Segundo a jornalista, a agressão ocorreu quando já deixava o Palácio Jaguaribe. “Eu me dirigia ao carro quando fui abordada. A menina que eu entrevistei no plenarinho, chamada Caroline, me chamou, pediu para eu repetir o que tinha anotado de falas dela novamente e disse que a imprensa estava sendo muito incoerente e por isso eles tinham que tomar cuidado”, relatou. “Ela estava acompanhada por três pessoas e enquanto eu respondia a outra, a que entrevistei tomou a folha”, completou a jornalista.
De acordo com o Correio do Estado , a jornalista disse que as agressoras argumentaram possuir o direito de praticar o ato, para que a entrevista não fosse publicada. A agressão à liberdade de imprensa foi testemunhada por profissionais de outras mídias que também trabalhavam na cobertura da reunião.

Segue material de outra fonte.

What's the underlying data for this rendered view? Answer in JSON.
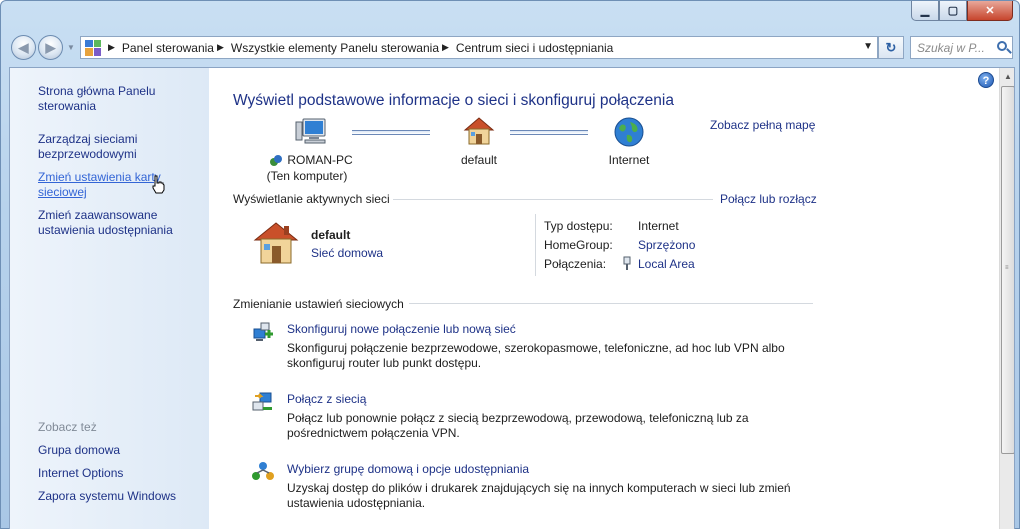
{
  "window": {
    "minimize_icon": "minimize-icon",
    "maximize_icon": "maximize-icon",
    "close_icon": "close-icon"
  },
  "addressbar": {
    "crumbs": [
      "Panel sterowania",
      "Wszystkie elementy Panelu sterowania",
      "Centrum sieci i udostępniania"
    ],
    "search_placeholder": "Szukaj w P..."
  },
  "sidebar": {
    "links": [
      {
        "label": "Strona główna Panelu sterowania"
      },
      {
        "label": "Zarządzaj sieciami bezprzewodowymi"
      },
      {
        "label": "Zmień ustawienia karty sieciowej"
      },
      {
        "label": "Zmień zaawansowane ustawienia udostępniania"
      }
    ],
    "see_also_heading": "Zobacz też",
    "see_also": [
      {
        "label": "Grupa domowa"
      },
      {
        "label": "Internet Options"
      },
      {
        "label": "Zapora systemu Windows"
      }
    ]
  },
  "main": {
    "title": "Wyświetl podstawowe informacje o sieci i skonfiguruj połączenia",
    "full_map_link": "Zobacz pełną mapę",
    "map_nodes": [
      {
        "label": "ROMAN-PC",
        "sublabel": "(Ten komputer)",
        "icon": "computer-icon"
      },
      {
        "label": "default",
        "icon": "house-icon"
      },
      {
        "label": "Internet",
        "icon": "globe-icon"
      }
    ],
    "active_networks": {
      "heading": "Wyświetlanie aktywnych sieci",
      "connect_link": "Połącz lub rozłącz",
      "network_name": "default",
      "network_type": "Sieć domowa",
      "props": [
        {
          "label": "Typ dostępu:",
          "value": "Internet"
        },
        {
          "label": "HomeGroup:",
          "value": "Sprzężono"
        },
        {
          "label": "Połączenia:",
          "value": "Local Area"
        }
      ]
    },
    "change_settings": {
      "heading": "Zmienianie ustawień sieciowych",
      "tasks": [
        {
          "link": "Skonfiguruj nowe połączenie lub nową sieć",
          "desc": "Skonfiguruj połączenie bezprzewodowe, szerokopasmowe, telefoniczne, ad hoc lub VPN albo skonfiguruj router lub punkt dostępu."
        },
        {
          "link": "Połącz z siecią",
          "desc": "Połącz lub ponownie połącz z siecią bezprzewodową, przewodową, telefoniczną lub za pośrednictwem połączenia VPN."
        },
        {
          "link": "Wybierz grupę domową i opcje udostępniania",
          "desc": "Uzyskaj dostęp do plików i drukarek znajdujących się na innych komputerach w sieci lub zmień ustawienia udostępniania."
        }
      ]
    }
  },
  "colors": {
    "link": "#1e3287",
    "link_hover": "#3365d6",
    "sidebar_bg": "#dde9f6"
  }
}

Thalyta contou que a atitude das agressoras foi inesperada. “Fiquei estarrecida e nem tive reação. Estou indignada”, disse. A repórter procurou o 1º Distrito Policial e foi orientada a retornar hoje para o registro de um B.O (Boletim de Ocorrência) junto ao 2º DP, que tem como titular a delegada Magali Leite Cordeiro, que já investiga dano ao patrimônio público causado pelos manifestantes.
A repórter informou que antes da agressão, quando ainda estava dentro da Câmara, ouviu integrantes do MPPL se referirem ao Diário MS como mentiroso. “Já tinha sido hostilizada antes, mas nunca pensei que chegaria a este tipo de situação”, contou a jornalista, que acompanha desde o início a ocupação da sede do Legislativo. Ela explicou que a hostilidade teve início a partir de uma matéria assinada sob o título “Ocupação da Câmara vira ‘Big Brother’”, publicada no dia 18 deste mês.